John R. Lee, MD, in his book What Your Doctor May Not Tell You About
Menopause, makes a good case that estrogen dominance contributes to
osteoporosis and estrogen dominance can be controlled with natural
progesterone.6 Adequate weight-bearing exercise and intake of calcium and
vitamin D have been shown to strengthen bones.
Hyperthyroidism has long been thought to cause bone loss. A recent study
published in Molecular Endocrinology confirms this idea and indicates high
levels of thyroid hormones do cause bone loss, but contrary to popular
belief, low thyroid stimulating hormone (TSH) is not contributory to
osteoporosis.7 Most medical doctors base the dosage of thyroid medication
on TSH levels and consider a low TSH level to be indicative of
hyperthyroidism, which is not necessarily true. A free T3 test, along with
clinical correlation of the patient's signs and symptoms, is a much better
indicator of thyroid status than a TSH test.8
Likewise, another study presented in Molecular Endocrinology indicates
it's a lack of thyroid hormones (hypothyroidism) rather than elevated TSH
levels that cause abnormal skeletal development.9 Consequently,
undermedicated hypothyroid patients might be at increased risk for bone
loss.
References
Fortune Magazine, July 23, 2007.
Cummings SR, et al.
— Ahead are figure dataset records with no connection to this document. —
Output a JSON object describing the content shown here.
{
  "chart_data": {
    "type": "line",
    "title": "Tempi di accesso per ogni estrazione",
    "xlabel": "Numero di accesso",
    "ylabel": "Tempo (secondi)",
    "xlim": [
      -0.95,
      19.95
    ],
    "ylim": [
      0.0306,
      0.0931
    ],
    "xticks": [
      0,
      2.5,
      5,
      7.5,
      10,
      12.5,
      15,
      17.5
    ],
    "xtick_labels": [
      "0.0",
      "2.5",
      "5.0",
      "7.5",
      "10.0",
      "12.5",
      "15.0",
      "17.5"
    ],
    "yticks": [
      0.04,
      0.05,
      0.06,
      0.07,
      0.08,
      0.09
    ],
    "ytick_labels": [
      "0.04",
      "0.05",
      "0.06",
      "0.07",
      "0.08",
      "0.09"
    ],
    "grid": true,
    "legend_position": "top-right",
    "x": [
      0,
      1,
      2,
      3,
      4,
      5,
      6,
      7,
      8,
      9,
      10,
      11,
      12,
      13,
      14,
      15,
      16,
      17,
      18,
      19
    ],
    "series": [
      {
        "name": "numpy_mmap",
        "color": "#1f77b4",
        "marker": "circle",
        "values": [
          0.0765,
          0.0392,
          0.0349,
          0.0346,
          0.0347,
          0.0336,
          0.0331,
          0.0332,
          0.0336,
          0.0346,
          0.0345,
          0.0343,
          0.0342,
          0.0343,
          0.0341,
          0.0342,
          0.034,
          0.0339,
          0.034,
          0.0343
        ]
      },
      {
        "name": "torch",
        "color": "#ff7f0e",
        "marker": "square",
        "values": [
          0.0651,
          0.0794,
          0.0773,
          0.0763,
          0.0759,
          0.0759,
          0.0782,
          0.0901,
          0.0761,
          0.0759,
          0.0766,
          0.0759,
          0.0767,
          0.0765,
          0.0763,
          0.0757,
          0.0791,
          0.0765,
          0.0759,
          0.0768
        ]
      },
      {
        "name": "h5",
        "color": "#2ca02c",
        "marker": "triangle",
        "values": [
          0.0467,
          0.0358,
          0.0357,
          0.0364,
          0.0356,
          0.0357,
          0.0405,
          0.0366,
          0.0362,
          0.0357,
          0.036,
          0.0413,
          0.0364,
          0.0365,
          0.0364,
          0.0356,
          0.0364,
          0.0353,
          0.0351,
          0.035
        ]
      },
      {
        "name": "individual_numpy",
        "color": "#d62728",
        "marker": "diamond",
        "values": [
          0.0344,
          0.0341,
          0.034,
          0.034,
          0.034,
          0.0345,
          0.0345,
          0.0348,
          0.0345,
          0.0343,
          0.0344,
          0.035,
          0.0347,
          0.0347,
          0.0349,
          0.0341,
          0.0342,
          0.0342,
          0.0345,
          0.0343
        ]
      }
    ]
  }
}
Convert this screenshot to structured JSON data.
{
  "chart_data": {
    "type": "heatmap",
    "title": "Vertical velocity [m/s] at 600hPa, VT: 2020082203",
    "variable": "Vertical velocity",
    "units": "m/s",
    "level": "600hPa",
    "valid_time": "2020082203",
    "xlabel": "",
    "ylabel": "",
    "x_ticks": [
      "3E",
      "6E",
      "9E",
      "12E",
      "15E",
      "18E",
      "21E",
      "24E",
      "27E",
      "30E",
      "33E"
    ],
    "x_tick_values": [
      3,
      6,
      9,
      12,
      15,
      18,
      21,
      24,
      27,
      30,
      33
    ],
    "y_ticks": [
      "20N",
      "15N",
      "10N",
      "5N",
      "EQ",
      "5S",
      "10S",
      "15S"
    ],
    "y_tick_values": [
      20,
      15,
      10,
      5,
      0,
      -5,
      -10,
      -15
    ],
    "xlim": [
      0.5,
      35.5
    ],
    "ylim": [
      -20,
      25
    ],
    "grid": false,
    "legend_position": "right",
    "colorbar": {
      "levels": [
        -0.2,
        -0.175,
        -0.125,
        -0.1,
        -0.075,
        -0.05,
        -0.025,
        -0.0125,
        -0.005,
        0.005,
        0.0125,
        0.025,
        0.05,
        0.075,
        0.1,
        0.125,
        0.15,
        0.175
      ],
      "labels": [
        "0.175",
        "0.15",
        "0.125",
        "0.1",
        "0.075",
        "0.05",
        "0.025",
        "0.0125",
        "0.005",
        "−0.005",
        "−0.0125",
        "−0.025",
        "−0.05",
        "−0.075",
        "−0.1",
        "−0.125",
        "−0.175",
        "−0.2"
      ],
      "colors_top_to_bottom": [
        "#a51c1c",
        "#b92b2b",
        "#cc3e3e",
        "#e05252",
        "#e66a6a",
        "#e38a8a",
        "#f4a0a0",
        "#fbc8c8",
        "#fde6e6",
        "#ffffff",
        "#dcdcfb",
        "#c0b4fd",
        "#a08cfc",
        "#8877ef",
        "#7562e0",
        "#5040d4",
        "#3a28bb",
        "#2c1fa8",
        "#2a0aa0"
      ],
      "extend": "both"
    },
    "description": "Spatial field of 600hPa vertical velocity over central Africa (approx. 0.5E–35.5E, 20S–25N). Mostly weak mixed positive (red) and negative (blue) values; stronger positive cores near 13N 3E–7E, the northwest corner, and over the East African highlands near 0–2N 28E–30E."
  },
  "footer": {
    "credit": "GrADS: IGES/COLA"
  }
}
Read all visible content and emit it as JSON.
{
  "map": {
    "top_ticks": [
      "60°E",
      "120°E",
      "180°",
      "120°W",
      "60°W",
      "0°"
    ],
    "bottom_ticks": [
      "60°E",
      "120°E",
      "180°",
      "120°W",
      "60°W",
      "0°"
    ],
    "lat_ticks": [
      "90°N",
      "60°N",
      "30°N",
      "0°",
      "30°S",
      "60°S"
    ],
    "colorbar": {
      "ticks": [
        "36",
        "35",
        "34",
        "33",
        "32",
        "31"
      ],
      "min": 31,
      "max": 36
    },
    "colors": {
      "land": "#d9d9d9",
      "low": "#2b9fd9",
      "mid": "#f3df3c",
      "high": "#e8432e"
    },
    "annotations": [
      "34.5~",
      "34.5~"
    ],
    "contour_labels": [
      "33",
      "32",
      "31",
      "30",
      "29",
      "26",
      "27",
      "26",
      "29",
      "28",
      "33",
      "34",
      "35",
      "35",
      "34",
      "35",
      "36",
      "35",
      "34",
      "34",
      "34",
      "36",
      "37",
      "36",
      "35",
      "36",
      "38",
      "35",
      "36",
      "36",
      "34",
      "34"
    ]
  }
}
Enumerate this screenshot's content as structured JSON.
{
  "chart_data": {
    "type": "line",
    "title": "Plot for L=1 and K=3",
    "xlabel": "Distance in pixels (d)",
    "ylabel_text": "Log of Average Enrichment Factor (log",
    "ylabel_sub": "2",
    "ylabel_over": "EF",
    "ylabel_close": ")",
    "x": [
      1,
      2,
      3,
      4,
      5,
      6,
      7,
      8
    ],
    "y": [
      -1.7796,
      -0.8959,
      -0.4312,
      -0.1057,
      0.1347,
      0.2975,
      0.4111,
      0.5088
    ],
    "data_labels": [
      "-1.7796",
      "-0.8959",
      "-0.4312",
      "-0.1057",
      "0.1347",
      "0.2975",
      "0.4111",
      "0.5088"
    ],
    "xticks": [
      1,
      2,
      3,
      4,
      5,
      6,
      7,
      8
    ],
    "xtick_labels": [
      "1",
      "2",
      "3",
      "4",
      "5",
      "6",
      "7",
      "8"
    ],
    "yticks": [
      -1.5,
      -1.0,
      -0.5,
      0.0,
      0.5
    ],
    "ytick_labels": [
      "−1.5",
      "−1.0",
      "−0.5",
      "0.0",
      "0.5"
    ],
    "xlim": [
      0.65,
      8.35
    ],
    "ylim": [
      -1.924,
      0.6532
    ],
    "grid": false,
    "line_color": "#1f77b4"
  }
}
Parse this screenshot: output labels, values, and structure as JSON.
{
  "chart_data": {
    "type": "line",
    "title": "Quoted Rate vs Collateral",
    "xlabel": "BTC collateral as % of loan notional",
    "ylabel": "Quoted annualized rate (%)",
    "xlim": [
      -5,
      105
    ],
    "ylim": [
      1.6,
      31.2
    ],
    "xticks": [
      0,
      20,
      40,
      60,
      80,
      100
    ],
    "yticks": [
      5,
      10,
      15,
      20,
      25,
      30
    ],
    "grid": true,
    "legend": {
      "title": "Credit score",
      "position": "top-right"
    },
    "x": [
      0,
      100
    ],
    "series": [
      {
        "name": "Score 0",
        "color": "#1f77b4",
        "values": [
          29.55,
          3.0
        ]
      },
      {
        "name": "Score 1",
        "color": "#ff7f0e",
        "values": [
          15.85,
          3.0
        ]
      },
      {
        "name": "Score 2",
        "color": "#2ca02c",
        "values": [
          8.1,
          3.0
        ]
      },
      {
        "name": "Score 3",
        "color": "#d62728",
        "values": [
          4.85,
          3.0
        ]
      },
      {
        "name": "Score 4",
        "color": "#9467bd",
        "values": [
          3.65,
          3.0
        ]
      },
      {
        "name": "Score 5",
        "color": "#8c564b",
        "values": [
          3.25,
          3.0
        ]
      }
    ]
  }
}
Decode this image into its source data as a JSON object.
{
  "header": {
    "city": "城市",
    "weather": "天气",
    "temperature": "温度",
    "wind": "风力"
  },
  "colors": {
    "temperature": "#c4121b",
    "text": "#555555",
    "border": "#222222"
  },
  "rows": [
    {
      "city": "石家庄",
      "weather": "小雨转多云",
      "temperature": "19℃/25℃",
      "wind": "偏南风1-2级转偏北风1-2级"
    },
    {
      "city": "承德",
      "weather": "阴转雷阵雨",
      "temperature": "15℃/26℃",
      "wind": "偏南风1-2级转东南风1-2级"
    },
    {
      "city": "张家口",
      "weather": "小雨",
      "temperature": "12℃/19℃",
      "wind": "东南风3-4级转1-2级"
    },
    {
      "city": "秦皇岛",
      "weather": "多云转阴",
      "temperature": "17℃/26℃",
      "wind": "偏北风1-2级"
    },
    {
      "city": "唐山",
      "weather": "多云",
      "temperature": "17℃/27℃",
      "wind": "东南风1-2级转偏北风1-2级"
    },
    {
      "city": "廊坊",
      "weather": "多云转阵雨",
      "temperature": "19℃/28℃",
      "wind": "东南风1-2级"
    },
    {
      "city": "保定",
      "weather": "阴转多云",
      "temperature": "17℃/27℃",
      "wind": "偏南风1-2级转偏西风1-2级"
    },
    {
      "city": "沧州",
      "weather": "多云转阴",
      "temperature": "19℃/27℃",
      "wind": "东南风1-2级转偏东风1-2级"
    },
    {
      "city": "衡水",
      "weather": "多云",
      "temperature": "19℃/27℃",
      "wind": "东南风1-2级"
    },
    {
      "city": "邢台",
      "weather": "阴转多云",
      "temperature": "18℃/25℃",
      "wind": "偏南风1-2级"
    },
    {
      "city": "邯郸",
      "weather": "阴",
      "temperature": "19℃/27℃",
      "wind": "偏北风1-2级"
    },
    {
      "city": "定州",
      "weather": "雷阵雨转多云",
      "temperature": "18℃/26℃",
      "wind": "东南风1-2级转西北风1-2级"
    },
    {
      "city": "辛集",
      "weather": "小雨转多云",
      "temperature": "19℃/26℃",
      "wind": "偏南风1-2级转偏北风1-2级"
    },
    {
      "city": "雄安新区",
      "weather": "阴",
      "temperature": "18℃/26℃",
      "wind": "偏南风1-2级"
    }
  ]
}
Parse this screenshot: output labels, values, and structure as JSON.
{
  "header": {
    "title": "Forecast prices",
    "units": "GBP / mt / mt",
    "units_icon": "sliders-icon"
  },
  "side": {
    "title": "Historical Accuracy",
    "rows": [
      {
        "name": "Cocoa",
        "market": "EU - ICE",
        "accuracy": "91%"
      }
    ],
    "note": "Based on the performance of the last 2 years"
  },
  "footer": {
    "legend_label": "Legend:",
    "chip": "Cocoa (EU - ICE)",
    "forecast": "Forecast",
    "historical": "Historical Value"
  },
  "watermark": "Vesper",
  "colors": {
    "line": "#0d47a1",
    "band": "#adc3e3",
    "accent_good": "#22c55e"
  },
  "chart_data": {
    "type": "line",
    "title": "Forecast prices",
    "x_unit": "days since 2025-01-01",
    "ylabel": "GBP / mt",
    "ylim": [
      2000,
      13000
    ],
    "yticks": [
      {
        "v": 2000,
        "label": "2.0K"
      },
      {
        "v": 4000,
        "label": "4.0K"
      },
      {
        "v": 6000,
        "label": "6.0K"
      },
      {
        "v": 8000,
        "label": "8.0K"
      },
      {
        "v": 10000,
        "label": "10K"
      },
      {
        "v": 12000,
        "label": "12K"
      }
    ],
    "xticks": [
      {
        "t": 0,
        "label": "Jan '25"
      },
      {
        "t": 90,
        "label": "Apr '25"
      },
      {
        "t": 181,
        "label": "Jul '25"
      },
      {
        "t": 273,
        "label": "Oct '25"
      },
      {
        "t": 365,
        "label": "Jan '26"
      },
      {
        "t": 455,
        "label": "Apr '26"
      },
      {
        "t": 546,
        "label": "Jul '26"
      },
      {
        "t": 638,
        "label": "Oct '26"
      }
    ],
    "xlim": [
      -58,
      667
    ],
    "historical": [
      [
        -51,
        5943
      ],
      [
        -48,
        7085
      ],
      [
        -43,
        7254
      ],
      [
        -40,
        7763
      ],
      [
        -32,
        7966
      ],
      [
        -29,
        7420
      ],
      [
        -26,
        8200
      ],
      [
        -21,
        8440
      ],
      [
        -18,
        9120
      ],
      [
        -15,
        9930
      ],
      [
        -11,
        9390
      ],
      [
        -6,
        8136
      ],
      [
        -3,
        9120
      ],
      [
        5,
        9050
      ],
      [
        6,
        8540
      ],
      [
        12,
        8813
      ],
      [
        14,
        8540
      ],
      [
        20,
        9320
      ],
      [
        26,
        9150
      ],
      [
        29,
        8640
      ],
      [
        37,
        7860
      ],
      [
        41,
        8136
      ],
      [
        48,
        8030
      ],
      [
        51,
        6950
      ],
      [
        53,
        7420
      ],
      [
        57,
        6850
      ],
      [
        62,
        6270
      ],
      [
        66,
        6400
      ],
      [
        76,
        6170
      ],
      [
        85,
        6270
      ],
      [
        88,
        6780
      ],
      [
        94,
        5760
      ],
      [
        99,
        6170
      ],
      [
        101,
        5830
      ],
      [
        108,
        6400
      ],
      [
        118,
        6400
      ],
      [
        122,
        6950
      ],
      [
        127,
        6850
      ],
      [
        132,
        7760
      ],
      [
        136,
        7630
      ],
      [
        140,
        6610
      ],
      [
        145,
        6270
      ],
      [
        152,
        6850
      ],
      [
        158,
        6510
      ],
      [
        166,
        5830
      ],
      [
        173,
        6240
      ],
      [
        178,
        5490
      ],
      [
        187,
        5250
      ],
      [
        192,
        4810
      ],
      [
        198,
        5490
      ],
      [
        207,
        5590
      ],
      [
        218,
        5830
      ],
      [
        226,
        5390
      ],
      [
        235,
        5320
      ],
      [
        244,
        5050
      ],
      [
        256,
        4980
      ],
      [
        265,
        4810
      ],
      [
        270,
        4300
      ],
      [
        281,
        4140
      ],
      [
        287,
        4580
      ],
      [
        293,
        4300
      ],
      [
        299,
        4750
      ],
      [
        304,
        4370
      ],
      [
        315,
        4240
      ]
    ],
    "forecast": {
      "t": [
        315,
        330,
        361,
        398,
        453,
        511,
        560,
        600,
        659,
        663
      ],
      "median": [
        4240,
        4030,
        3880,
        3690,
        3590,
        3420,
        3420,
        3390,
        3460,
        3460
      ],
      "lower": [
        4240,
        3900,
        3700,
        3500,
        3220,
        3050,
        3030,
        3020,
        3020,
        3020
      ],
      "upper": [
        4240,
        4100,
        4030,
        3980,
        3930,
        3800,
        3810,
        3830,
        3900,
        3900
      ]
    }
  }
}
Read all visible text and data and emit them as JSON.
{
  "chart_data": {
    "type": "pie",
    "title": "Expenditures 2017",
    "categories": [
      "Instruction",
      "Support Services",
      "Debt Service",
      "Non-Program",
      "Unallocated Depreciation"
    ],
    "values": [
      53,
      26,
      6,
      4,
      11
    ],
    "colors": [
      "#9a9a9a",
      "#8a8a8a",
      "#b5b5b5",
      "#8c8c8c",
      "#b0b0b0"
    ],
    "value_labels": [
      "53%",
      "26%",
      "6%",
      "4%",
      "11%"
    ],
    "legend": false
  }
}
Effect of alendronate on risk of fracture in women
with low bone density but without vertebral fractures: results from the
Fracture Intervention Trial. JAMA, 1998 Dec 23-30;280(24):2077-82.
Goh SK, et al. Subtrochanteric insufficiency fractures in patients on
alendronate therapy. Bone Joint Surg Br, 2007 Mar;89(3):349-53.
Sifton DW, et al. The PDR Pocket Guide to Prescription Drugs, 5th
Edition. New York: Simon and Schuster, pp.540-2.
Merck & Co., Inc. www. merck.com.
Lee JR, Hopkins V. What Your Doctor May Not Tell You About Menopause.
New York: Warner Books, Inc., pp. 150-87.
Duncan Bassett JH, et al. Thyroid hormone excess rather than TSH
deficiency induces osteoporosis in hyperthyroidism. Molecular
Endocrinology, 2007 May;21(5):1095-107.
Hough D. "What Every Chiropractor (and MD) Should Know About the
Thyroid." Dynamic Chiropractic, April 7, 2003.
Duncan Bassett JH, et al. A lack of thyroid hormones rather than excess
thyrotropin causes abnormal skeletal development in hypothyroidism.
Molecular Endocrinology, 2008 Feb;22(2):501-12.
Dr. Daniel W. Hough is a 1991 graduate of Western States Chiropractic
College. A former member of the Montana Chiropractic Association Ethics
Committee, he practices in Bozeman, Mont.